3. Bayi Tidak Pernah Dendam

Sikap ini lahir dari keinginan diri untuk tidak mau memaafkan kesalahan orang lain. Cahaya Ilahi tidak akan terpantul dari hati dengan penuh dendam. Cahaya Rabbani tidak akan terpantul dari hati yang penuh dengan dendam kesumat. Cahaya Ilahi, Nur Rabbani hanya bisa terpantul dari hati yang penuh keikhlasan.

4. Bayi Selalu Ikhlas
Seorang yang mau berbuat hanya untuk mencari keridhaan Allah. Terjemahan dalam kehidupan kita sebagai bangsa adalah keinginan untuk mau berbuat untuk dan atas nama bangsa dan agama yang mulia ini. Dia tidak mengharapkan pujian dan sanjungan, yang diharapkan adalah keridhaan Allah semata-mata. Seluruh pengorbanan yang dipersembahkan kepada bangsa akan mendapatkan apresiasi yang setimpal dari Allah. Kalaupun mati, akan mati syahid.  Kita saksikan darah rakyat dan sebagian prajurit TNI menggenang di bumi Serambi Mekah, di Papua, di Ambon, dan di tempat-tempat lain. Kita doakan agar mendapat pahala syahid di sisi-Nya.

5. Bayi Tidak Pernah Serakah
Sikap ini lahir karena adanya keengganan diri untuk mensyukuri seluruh yang diberikan Allah. Secara jujur kita harus akui bahwa yang tengah terpuruk ekonomi dan politiknya ini disebabkan oleh penyakit serakah.
Kalau kelima karakter bayi ini kita amalkan, persatuan dan kesatuan bangsa akan terwujud.
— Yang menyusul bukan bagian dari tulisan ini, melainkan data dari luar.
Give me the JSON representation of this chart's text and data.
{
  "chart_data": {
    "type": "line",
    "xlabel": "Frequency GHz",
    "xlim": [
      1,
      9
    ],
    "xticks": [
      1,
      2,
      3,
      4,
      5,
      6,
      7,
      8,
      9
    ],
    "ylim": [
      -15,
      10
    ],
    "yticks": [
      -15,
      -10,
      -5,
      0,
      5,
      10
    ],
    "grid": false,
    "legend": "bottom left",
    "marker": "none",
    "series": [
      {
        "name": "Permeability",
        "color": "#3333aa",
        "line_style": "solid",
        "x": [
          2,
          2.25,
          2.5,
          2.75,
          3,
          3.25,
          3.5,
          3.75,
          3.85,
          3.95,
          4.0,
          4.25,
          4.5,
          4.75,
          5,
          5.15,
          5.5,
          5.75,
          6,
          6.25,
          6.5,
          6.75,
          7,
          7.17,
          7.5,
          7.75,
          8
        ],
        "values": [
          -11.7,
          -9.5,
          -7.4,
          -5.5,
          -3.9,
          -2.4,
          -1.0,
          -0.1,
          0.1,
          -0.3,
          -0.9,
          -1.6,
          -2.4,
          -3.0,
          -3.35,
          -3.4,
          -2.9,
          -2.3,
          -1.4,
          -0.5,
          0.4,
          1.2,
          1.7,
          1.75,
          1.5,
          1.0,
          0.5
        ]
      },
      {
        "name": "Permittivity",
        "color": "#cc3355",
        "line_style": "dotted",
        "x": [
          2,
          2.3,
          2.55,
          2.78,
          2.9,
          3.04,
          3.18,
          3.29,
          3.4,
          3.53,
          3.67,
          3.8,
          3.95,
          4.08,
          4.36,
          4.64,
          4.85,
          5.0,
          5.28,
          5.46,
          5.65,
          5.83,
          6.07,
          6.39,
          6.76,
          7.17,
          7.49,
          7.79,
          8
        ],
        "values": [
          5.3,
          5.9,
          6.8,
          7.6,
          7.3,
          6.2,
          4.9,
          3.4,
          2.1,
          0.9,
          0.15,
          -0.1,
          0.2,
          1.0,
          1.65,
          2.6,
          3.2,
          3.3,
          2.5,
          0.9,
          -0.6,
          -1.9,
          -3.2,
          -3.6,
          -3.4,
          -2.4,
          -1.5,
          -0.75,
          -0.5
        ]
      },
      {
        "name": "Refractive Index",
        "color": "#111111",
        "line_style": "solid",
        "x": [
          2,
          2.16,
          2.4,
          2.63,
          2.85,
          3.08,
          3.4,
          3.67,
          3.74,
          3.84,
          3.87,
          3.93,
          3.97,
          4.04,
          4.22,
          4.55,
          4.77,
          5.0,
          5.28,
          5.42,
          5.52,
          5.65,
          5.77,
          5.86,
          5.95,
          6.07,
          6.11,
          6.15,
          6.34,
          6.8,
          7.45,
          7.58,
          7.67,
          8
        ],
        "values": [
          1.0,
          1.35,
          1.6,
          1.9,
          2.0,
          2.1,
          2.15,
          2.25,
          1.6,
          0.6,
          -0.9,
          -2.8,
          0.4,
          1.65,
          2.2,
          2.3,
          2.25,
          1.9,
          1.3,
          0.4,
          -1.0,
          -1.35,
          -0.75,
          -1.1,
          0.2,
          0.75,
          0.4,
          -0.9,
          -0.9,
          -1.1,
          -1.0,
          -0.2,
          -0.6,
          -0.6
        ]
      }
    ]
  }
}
Kitapun akan menggulirkan seluruh agenda reformasi dengan sebaik-baiknya.
Semoga Allah memberikan kekuatan iman dan Islam kepada kita agar kita bersama dapat mengawal bangsa ini untuk merasakan secara sungguh-sungguh keadilan dalam kemakmuran dan kemakmuran dalam keadilan di bawah naungan ridha Allah swt. Amiin!